Après une convocation le 2 janvier 2007 à un entretien préalable en vue de son licenciement, [Z] [XZ] a reçu notification le12 janvier 2007 d'une mise à pied de 5 jours pour insubordination manifeste, non respect chronique de la hiérarchie et mise en péril volontaire des intérêts de la société et de l'ensemble des salariés. La société CL MEDICAL, au titre des deux premiers motifs, argue d'un retard non motivé de 25 minutes au rendez-vous d'entretien d'évaluation annuelle, d'un refus de recevoir un courrier de convocation contre récépissé et d'un dénigrement systématique de ses collègues. Si le retard n'est pas contesté, son importance l'est, [Z] [XZ] affirmant être arrivée à 16h10 au lieu de 16h. Aucun élément ne vient confirmer les dires de l'un ou l'autre. Le refus, au cours d'un congrès, d'accepter une convocation à un entretien contre récépissé ne peut s'analyser comme un acte d'insubordination manifeste alors surtout que cette demande suit une entrevue où il a été soumis à la salariée une modification de son secteur d'activité et que les parties sont en discussion voire en opposition sur ce point. Les propos de dénigrement par ailleurs invoqués ne sont pas étayés.
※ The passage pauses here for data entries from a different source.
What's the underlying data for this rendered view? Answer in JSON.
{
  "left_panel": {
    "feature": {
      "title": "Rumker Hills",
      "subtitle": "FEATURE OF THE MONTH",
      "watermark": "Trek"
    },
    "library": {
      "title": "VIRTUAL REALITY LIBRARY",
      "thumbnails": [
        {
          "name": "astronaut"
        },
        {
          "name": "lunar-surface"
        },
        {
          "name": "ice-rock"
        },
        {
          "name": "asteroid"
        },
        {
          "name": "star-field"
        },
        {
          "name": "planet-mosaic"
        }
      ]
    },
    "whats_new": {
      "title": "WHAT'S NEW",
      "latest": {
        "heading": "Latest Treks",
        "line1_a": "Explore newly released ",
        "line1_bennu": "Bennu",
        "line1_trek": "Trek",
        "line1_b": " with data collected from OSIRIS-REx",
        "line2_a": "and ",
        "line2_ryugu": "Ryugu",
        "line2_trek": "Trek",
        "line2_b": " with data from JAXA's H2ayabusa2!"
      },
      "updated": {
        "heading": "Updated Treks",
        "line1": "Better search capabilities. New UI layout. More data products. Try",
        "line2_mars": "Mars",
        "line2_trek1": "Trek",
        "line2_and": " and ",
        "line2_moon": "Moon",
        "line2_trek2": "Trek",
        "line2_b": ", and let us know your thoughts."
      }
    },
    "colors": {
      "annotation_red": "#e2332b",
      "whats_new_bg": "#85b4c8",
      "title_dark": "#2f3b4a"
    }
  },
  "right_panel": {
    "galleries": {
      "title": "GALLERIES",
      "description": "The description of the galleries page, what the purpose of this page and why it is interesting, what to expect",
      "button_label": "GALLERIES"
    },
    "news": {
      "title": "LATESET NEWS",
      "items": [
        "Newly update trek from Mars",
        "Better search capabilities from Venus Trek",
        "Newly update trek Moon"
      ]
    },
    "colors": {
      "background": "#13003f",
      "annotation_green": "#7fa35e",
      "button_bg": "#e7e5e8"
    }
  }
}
Le dernier grief est relatif à une contravention d'excès de vitesse avec le véhicule de la société. Il n'est pas contesté que [Z] [XZ] a prêté le véhicule mis à sa disposition à titre professionnel à un autre salarié de la société lequel, le 20 mai 2006, a été contrôlé par radar à une vitesse de 190 kilomètres/heure pour une vitesse limitée à 130. [Z] [XZ] indique en avoir informé la société CL MEDICAL mais sans en justifier puisque, au reçu du compte rendu d'infraction le 2 août 2006, la société CL MEDICAL a demandé au peloton d'autoroute de [Localité 6] de lui transmettre le cliché du véhicule afin qu'il puisse adresser la contravention à la personne concernée et leur communiquer les coordonnées du conducteur.
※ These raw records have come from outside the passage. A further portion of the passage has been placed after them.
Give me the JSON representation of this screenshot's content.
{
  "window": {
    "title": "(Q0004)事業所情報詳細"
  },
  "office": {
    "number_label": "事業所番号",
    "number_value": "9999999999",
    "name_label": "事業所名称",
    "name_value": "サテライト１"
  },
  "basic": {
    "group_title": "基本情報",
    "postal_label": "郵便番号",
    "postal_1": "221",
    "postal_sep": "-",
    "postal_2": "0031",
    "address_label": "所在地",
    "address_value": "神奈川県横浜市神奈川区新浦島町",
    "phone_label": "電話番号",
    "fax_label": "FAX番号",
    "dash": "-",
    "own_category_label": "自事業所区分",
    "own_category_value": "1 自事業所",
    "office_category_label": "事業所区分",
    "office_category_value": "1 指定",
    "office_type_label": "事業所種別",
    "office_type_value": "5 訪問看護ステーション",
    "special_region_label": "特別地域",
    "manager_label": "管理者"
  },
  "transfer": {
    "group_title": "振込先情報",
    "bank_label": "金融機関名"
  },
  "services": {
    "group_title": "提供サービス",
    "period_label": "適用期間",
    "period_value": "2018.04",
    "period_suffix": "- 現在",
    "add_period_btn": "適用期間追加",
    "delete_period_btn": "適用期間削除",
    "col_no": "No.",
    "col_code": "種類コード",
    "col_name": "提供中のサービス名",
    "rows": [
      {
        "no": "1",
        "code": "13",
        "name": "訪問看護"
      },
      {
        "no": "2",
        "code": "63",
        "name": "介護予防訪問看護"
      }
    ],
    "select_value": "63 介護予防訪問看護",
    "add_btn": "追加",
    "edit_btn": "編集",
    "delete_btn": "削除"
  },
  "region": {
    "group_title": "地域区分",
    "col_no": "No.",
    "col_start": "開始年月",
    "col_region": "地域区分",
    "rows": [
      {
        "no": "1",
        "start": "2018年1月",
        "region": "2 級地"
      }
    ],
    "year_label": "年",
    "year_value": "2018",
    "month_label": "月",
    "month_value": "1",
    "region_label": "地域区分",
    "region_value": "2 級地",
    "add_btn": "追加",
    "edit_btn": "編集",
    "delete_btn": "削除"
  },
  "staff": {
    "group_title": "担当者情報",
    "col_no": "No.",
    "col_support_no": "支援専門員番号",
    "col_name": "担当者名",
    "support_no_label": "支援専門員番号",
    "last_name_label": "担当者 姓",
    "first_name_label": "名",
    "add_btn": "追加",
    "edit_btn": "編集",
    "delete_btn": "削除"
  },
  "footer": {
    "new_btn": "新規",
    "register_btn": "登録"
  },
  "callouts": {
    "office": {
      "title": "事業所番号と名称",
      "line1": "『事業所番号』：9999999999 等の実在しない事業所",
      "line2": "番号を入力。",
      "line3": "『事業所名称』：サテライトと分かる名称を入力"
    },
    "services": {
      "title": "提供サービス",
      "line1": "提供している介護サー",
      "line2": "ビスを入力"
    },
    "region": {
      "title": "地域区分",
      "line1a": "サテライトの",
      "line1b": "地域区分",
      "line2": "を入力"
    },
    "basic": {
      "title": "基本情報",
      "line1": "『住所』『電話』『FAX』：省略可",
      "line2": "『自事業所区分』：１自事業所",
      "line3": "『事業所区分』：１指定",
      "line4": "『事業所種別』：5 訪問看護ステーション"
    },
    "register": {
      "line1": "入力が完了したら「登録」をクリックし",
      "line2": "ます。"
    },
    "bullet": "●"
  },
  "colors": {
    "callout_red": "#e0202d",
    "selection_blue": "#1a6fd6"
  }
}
Le 27 novembre 2006, [WN] [M], en qualité de dirigeant de la société CL MEDICAL, a été convoqué par les services de police d'[Localité 9] . [Z] [XZ], contrairement à ses affirmations, n'avait pas à cette date mis un terme à la difficulté, personnellement ou avec le conducteur du véhicule. Il s'agit là d'une faute. Toutefois, la société CL MEDICAL n'établit ni allègue avoir été contraint de régler une amende ni avoir risqué, en la personne de son dirigeant, une suspension du permis de conduire ou une perte de points. A la date de la convocation à l'entretien préalable et plus encore à la date de notification de la sanction, le problème était réglé sans 'mise en péril volontaire des intérêts de la société et de l'ensemble des salariés'. Une mise à pied de 5 jours apparaît comme une sanction disproportionnée à la faute commise .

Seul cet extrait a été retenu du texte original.